ASCO is fortunate to have the participation of seven pharmaceutical companies that are contributing 17 drugs to the TAPUR study. These drugs are available free of charge to study participants who may remain on treatment until the time of tumor progression if they are tolerating therapy well. The TAPUR study began enrollment in March 2016 at 37 clinical sites located primarily in the states of Michigan and North Carolina in the United States. As of this writing, 160 patients have been registered to the study and more than 99 have received treatment with a TAPUR study drug.

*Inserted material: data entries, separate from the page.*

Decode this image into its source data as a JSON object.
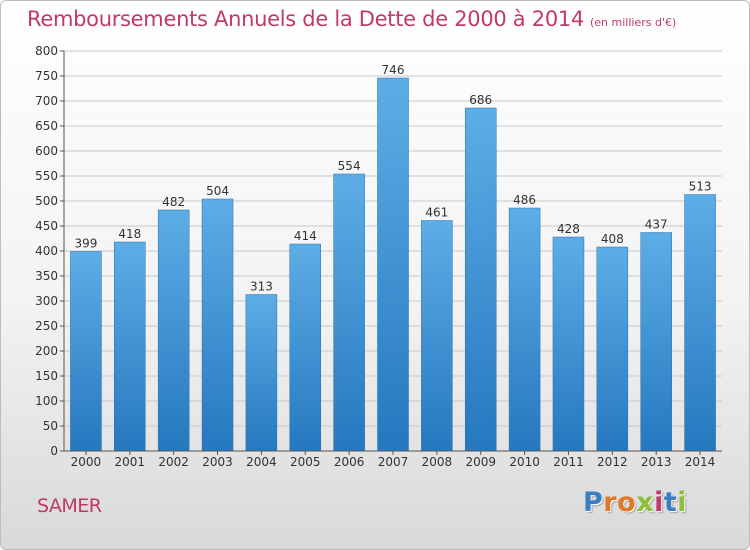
{
  "header": {
    "title": "Remboursements Annuels de la Dette de 2000 à 2014",
    "unit": "(en milliers d'€)"
  },
  "footer": {
    "city": "SAMER",
    "logo_letters": [
      "P",
      "r",
      "o",
      "x",
      "i",
      "t",
      "i"
    ],
    "logo_colors": [
      "#3a7fc4",
      "#e0782a",
      "#e0782a",
      "#8dbf3a",
      "#c0396b",
      "#3a7fc4",
      "#8dbf3a"
    ]
  },
  "colors": {
    "bar_light": "#5dade6",
    "bar_dark": "#2678bf",
    "grid": "#c8c8c8",
    "axis_text": "#333333",
    "accent": "#c0396b"
  },
  "chart_data": {
    "type": "bar",
    "title": "Remboursements Annuels de la Dette de 2000 à 2014",
    "categories": [
      "2000",
      "2001",
      "2002",
      "2003",
      "2004",
      "2005",
      "2006",
      "2007",
      "2008",
      "2009",
      "2010",
      "2011",
      "2012",
      "2013",
      "2014"
    ],
    "values": [
      399,
      418,
      482,
      504,
      313,
      414,
      554,
      746,
      461,
      686,
      486,
      428,
      408,
      437,
      513
    ],
    "ylim": [
      0,
      800
    ],
    "yticks": [
      0,
      50,
      100,
      150,
      200,
      250,
      300,
      350,
      400,
      450,
      500,
      550,
      600,
      650,
      700,
      750,
      800
    ],
    "grid": true,
    "legend": "none"
  }
}
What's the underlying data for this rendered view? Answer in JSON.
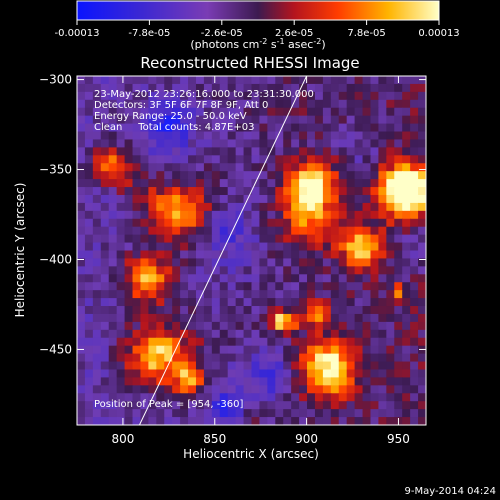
{
  "colorbar": {
    "tick_labels": [
      "-0.00013",
      "-7.8e-05",
      "-2.6e-05",
      "2.6e-05",
      "7.8e-05",
      "0.00013"
    ],
    "range": [
      -0.00013,
      0.00013
    ],
    "units_main": "(photons cm",
    "units_sup1": "-2",
    "units_mid": " s",
    "units_sup2": "-1",
    "units_mid2": " asec",
    "units_sup3": "-2",
    "units_end": ")"
  },
  "chart_data": {
    "type": "heatmap",
    "title": "Reconstructed RHESSI Image",
    "xlabel": "Heliocentric X (arcsec)",
    "ylabel": "Heliocentric Y (arcsec)",
    "xlim": [
      775,
      965
    ],
    "ylim": [
      -492,
      -298
    ],
    "xticks": [
      800,
      850,
      900,
      950
    ],
    "yticks": [
      -300,
      -350,
      -400,
      -450
    ],
    "annotations": [
      "23-May-2012 23:26:16.000 to 23:31:30.000",
      "Detectors: 3F 5F 6F 7F 8F 9F, Att 0",
      "Energy Range: 25.0 - 50.0 keV",
      "Clean     Total counts: 4.87E+03"
    ],
    "peak_label": "Position of Peak = [954, -360]",
    "limb_line": [
      [
        809,
        -492
      ],
      [
        900,
        -298
      ]
    ],
    "grid": false
  },
  "timestamp": "9-May-2014 04:24"
}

Interest in TAPUR is running high across the United States and around the world. More than 100 additional clinical sites in the United States have expressed interest in joining the study and new study sites will be activated in the coming months to expand access to the trial across the country. At the same time, investigators around the world have become aware of TAPUR and have expressed interest in developing versions of the study in their countries. Already, a very similar protocol, the Drug Re-Utilization Protocol (DRUP) is on-going in the Netherlands under the leadership of Emile Voest, MD, PhD, of the Netherlands Cancer Institute. In addition, the Canadian Cancer Trials Group (CCTG) is developing a version of the trial known as CAPTUR. Interest in developing other versions of TAPUR has also been expressed by the leadership of the WIN Consortium in Paris and by investigators at Hadassah University in Israel, King Hussein Cancer Center in Jordan, the Brazilian Oncology Society, and elsewhere. At the present, it is by no means clear that all of these studies will come to fruition, but the possibility exists that by sharing results among the studies that do succeed, we can establish a global data sharing platform that will greatly accelerate our ability to learn about new uses for currently approved targeted anticancer drugs. ASCO looks forward to working with investigators around the world who embrace this vision.